In the learned helplessness design, all three test groups are subjected to two-way shuttle training.
  • Result:
a) The first group, which was able to end the shock with their behavior in phase 1, learns very quickly to avoid the shock in shuttle box training. Over time, the animals learn not only to terminate the shock by switching to the other box, but also to avoid it entirely by switching prematurely ( avoidance learning ).
b) The second group, which had experienced shocks in phase 1 regardless of their behavior, learns (if at all) only very slow escape - avoidance behavior . The dogs often remain lethargic in a box and endure the shocks.
c) The control group, which experienced the first phase without shocks, demonstrates avoidance learning and only differs from the first group in the slower learning speed.

See also

literature

  • Martin EP Seligman: Helplessness. On Depression, Development and Death. Freeman and Comp, San Francisco 1975, ISBN 0-7167-0751-9 .
  • Martin EP Seligman: Learned helplessness. Urban & Schwarzenberg, Munich / Vienna / Baltimore 1979, ISBN 3-541-08931-8 , ISBN 3-407-22016-2 .
  • LY Abramson, MEP Seligman, JD Teasdale: Learned Helplessness in Humans: Critique and Reformulation.
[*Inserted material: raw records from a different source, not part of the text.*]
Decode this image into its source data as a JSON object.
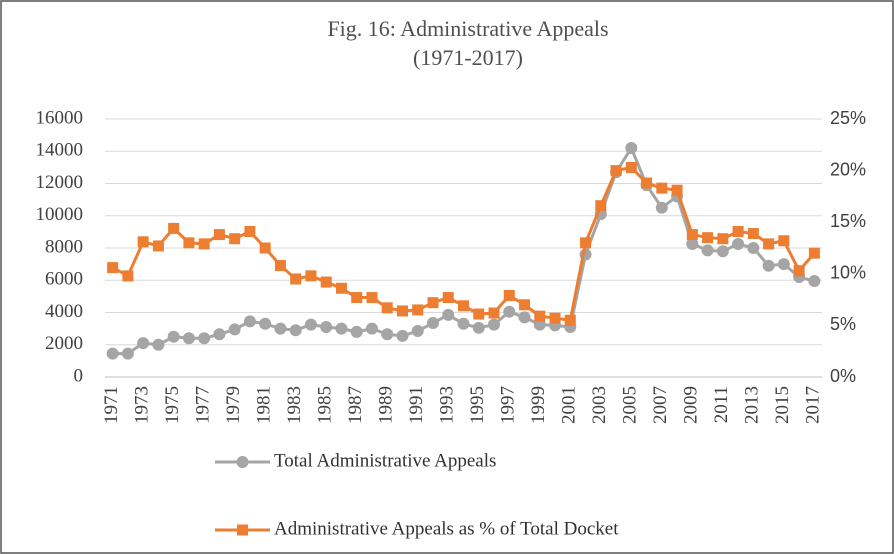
{
  "chart_data": {
    "type": "line",
    "title": "Fig. 16: Administrative Appeals",
    "subtitle": "(1971-2017)",
    "categories": [
      "1971",
      null,
      "1973",
      null,
      "1975",
      null,
      "1977",
      null,
      "1979",
      null,
      "1981",
      null,
      "1983",
      null,
      "1985",
      null,
      "1987",
      null,
      "1989",
      null,
      "1991",
      null,
      "1993",
      null,
      "1995",
      null,
      "1997",
      null,
      "1999",
      null,
      "2001",
      null,
      "2003",
      null,
      "2005",
      null,
      "2007",
      null,
      "2009",
      null,
      "2011",
      null,
      "2013",
      null,
      "2015",
      null,
      "2017"
    ],
    "series": [
      {
        "name": "Total Administrative Appeals",
        "color": "#a5a5a5",
        "marker": "circle",
        "values": [
          1450,
          1450,
          2100,
          2000,
          2500,
          2400,
          2400,
          2650,
          2950,
          3450,
          3300,
          3000,
          2900,
          3250,
          3100,
          3000,
          2800,
          3000,
          2650,
          2550,
          2850,
          3350,
          3850,
          3300,
          3050,
          3250,
          4050,
          3700,
          3250,
          3200,
          3100,
          7600,
          10100,
          12700,
          14200,
          11900,
          10500,
          11200,
          8250,
          7850,
          7800,
          8250,
          8000,
          6900,
          7000,
          6200,
          5950
        ]
      },
      {
        "name": "Administrative Appeals as % of Total Docket",
        "color": "#ed7d31",
        "marker": "square",
        "axis": "y2",
        "values": [
          10.6,
          9.8,
          13.1,
          12.7,
          14.4,
          13.0,
          12.9,
          13.8,
          13.4,
          14.1,
          12.5,
          10.8,
          9.5,
          9.8,
          9.2,
          8.6,
          7.7,
          7.7,
          6.7,
          6.4,
          6.5,
          7.2,
          7.7,
          6.9,
          6.1,
          6.2,
          7.9,
          7.0,
          5.9,
          5.7,
          5.5,
          13.0,
          16.6,
          20.0,
          20.3,
          18.8,
          18.3,
          18.1,
          13.8,
          13.5,
          13.4,
          14.1,
          13.9,
          12.9,
          13.2,
          10.3,
          12.0
        ]
      }
    ],
    "ylim": [
      0,
      16000
    ],
    "yticks": [
      0,
      2000,
      4000,
      6000,
      8000,
      10000,
      12000,
      14000,
      16000
    ],
    "y2lim": [
      0,
      25
    ],
    "y2ticks": [
      {
        "value": 0,
        "label": "0%"
      },
      {
        "value": 5,
        "label": "5%"
      },
      {
        "value": 10,
        "label": "10%"
      },
      {
        "value": 15,
        "label": "15%"
      },
      {
        "value": 20,
        "label": "20%"
      },
      {
        "value": 25,
        "label": "25%"
      }
    ],
    "grid": true,
    "legend": "bottom"
  }
}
In: Journal of Abnormal Psychology. Vol. 87, No. 1, 1978, pp. 49-74.
  • Heinz Scheurer: On the psychotherapy of learned helplessness: A knowledge and treatment approach for despair. In: Hermes Andreas Kick, Günter Dietz (ed.): Despair as a creative challenge. Psychopathology, psychotherapy and artistic solution creation in literature, music and film . Lit, Münster 2008, ISBN 978-3-8258-0902-7 , pp. 41-57.
  • Richard J. Gerrig, Philip G. Zimbardo : Psychology. (= Pearson Studies - Psychology ). 18th updated edition. Addison-Wesley, Munich 2008, ISBN 978-3-8273-7275-8 .

Web link

Individual evidence

  1. ^ Richard J. Gerrig, Philip G. Zimbardo: Psychology . 18th edition. Pearson Studium, Munich 2008, ISBN 978-3-8273-7275-8 , pp. 568 ( limited preview in Google Book search).
  2. Helplessness, learned. Spectrum of Science - Lexicon of Psychology ( archive ).
  3. a b c Jörg Richter, psychologue, Jörg Richter, Gabriele Richter: Complexity of Depressiveness . Waxmann Verlag, ISBN 978-3-8309-5327-2 , pp. 32–35 ( limited preview in Google Book search).
  4. ^ Matthias Berking, Winfried Rief: Clinical Psychology and Psychotherapy for Bachelor: Volume I: Basics and Disorder Knowledge. Read, listen, learn on the web . Springer-Verlag, 2012, ISBN 978-3-642-16974-8 , pp. 37 ( limited preview in Google Book search).
  5. James N. Butcher, Susan Mineka, Jill M. Hooley: Clinical Psychology . 13th edition. Pearson Studium, Munich 2009, ISBN 978-3-8273-7328-1 , pp. 302 ( limited preview in Google Book search).
  6. ^ Stefan Krause: Sadder but wiser . On the realism of the self-assessment with regard to the perception of stress and the restoration of motor function after CNS damage depending on the degree of depression. Diss. Uni Göttingen 1997. http://ediss.uni-goettingen.de/bitstream/handle/11858/00-1735-0000-0022-5D46-C/krause_re.pdf?sequence=1
  7. Steven F. Maier, Martin EP Seligman: Learned helplessness at fifty: Insights from neuroscience. In: Psychological Review . tape 123 , no. 4 , p. 349-367 , doi : 10.1037 / rev0000033 ( apa.org [accessed April 2, 2018]).